The news isn’t all bad. Some changes will benefit members, such as the simplified elite status earning system and the new short-haul redemption level, but others, particularly earning rates on economy flights, will sting a bit.

Mileage Earning

The biggest change is that passengers will now earn miles based on how much a ticket costs, instead of the distance flown. Under the new system, which is similar to Delta and United, non-elite AAdvantage members will earn five miles for every dollar they spend, while Gold members get seven miles, Platinum members get eight and Executive Platinum members get 11.

For those flying economy, particularly on long-haul international flights, these changes will probably not be in your favor. But if you’re booking business or first tickets, which cost more money, you’re likely to earn more than you would under the current system.

American Airlines AAdvantage program is changing in 2016
American Airlines AAdvantage program is changing in 2016

What about flights on partner airlines? Although the airline promises to release more details later, it said that miles earned on those flights will be based on a combination of the the fare booked and the flight distance.

Redemption Rates

American is also adjusting some redemption levels. Routes to Europe will require more miles, while those to Mexico, the Caribbean and Central America will cost less. In general, economy rates won’t change much, but business and especially first class awards on long-haul flights will increase.
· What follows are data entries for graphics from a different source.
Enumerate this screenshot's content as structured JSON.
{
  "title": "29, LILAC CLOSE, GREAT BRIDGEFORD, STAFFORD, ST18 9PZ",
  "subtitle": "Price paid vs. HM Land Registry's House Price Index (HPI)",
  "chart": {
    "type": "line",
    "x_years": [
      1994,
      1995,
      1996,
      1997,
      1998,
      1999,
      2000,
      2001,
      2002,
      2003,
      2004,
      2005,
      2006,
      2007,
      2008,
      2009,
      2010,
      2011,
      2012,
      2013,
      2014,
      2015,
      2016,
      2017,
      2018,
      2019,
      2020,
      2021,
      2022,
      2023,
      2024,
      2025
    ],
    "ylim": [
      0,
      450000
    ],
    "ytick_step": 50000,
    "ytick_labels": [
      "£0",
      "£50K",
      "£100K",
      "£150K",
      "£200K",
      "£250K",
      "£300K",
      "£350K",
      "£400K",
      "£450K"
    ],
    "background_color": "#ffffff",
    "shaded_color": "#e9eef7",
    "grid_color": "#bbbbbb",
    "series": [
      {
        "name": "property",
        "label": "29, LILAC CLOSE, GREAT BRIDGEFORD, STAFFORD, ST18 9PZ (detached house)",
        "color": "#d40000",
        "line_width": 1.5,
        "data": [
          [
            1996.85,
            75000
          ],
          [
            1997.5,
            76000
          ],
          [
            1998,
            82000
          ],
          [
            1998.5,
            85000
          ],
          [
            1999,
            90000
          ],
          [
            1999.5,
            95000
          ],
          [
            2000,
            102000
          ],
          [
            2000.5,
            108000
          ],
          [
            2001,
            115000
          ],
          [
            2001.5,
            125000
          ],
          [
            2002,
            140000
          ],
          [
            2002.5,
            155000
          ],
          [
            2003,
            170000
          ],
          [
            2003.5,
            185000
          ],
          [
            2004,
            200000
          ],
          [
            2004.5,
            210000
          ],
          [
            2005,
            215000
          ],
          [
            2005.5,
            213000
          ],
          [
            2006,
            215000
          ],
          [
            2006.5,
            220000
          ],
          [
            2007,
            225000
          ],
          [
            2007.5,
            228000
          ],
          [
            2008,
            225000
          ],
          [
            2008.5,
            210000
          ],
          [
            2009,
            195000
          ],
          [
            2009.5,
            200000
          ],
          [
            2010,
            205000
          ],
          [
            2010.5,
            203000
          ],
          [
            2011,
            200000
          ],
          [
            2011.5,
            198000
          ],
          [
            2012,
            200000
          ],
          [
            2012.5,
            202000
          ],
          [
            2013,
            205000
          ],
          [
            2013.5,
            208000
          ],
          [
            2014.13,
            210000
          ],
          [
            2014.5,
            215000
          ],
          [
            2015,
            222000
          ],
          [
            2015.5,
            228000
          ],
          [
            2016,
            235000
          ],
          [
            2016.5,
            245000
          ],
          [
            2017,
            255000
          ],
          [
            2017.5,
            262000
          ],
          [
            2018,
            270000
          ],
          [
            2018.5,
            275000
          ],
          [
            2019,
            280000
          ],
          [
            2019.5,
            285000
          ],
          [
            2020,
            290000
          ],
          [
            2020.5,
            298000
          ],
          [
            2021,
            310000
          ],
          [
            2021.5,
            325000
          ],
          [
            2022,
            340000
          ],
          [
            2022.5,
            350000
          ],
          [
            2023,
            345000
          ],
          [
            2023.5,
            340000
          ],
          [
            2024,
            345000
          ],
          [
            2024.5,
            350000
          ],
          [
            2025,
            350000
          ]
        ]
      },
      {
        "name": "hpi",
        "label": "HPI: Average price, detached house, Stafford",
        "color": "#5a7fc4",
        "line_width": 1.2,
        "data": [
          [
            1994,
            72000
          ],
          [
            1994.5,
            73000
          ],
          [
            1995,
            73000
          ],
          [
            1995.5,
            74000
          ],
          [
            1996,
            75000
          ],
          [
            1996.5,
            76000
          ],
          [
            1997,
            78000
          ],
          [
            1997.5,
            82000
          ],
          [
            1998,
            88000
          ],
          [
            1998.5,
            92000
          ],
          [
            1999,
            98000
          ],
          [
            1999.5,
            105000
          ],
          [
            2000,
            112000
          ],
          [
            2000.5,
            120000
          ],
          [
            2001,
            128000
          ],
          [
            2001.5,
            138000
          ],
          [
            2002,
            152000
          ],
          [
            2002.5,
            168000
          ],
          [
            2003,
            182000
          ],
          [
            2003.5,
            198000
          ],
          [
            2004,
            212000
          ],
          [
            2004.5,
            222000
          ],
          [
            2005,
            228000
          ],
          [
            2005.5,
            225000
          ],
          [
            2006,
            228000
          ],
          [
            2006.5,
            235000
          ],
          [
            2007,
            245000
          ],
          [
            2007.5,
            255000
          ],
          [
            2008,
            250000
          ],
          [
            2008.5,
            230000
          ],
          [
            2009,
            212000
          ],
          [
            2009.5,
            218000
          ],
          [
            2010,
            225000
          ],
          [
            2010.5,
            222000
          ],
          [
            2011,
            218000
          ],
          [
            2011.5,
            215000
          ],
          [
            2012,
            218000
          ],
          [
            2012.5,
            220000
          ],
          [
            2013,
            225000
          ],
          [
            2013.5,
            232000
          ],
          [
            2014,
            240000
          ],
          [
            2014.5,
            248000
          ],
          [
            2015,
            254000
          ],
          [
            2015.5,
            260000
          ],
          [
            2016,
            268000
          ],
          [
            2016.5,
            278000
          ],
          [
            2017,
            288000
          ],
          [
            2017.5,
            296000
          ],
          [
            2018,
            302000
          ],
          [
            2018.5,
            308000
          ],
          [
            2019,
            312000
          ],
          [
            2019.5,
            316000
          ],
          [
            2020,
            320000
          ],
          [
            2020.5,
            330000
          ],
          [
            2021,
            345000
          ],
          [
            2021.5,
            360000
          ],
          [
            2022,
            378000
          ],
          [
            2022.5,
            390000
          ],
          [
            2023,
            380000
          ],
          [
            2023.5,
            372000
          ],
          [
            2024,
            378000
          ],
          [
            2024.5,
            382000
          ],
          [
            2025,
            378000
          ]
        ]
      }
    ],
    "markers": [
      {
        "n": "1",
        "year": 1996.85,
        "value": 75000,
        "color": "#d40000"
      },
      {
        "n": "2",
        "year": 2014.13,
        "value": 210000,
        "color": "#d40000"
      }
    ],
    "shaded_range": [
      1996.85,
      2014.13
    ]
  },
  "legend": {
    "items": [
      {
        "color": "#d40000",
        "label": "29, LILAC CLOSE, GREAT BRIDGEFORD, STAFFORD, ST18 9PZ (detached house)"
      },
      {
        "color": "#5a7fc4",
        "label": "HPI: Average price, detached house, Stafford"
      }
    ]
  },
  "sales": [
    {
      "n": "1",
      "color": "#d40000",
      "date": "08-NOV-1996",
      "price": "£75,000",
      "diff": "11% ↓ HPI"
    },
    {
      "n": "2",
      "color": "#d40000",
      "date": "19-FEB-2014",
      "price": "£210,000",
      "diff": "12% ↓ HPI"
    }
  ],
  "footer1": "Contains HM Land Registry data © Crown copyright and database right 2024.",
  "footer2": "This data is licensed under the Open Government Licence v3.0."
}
One welcome change is that short-haul flights under 500 miles in the U.S. and Canada will be only 7,500 miles each way.

Elite Status

AAdvantage is rolling out a new simplified way to earn elite status. It’s doing away with points, opting instead for just miles and segments flown. This means you’ll earn your way to elite status on all flights, regardless of the cost or the length. That’s great news.

Below is a chart that compares the number of Elite Qualification Miles (EQMs) you’ll earn by fare class for the big three: American, Delta and United. As you can see, American will offer more EQMs than its competitors for business and first class tickets.

Upgrades for Gold and Platinum members will also change, with the number of EQMs needed increasing from 10,000 to 12,500. Once members reach that mark, they’ll receive the same award of four 500-mile upgrade certificates.

Executive Platinum members will get only four upgrades, instead of the current eight. But they will earn two more after flying 150,000 qualifying miles, and another two after 200,000 miles.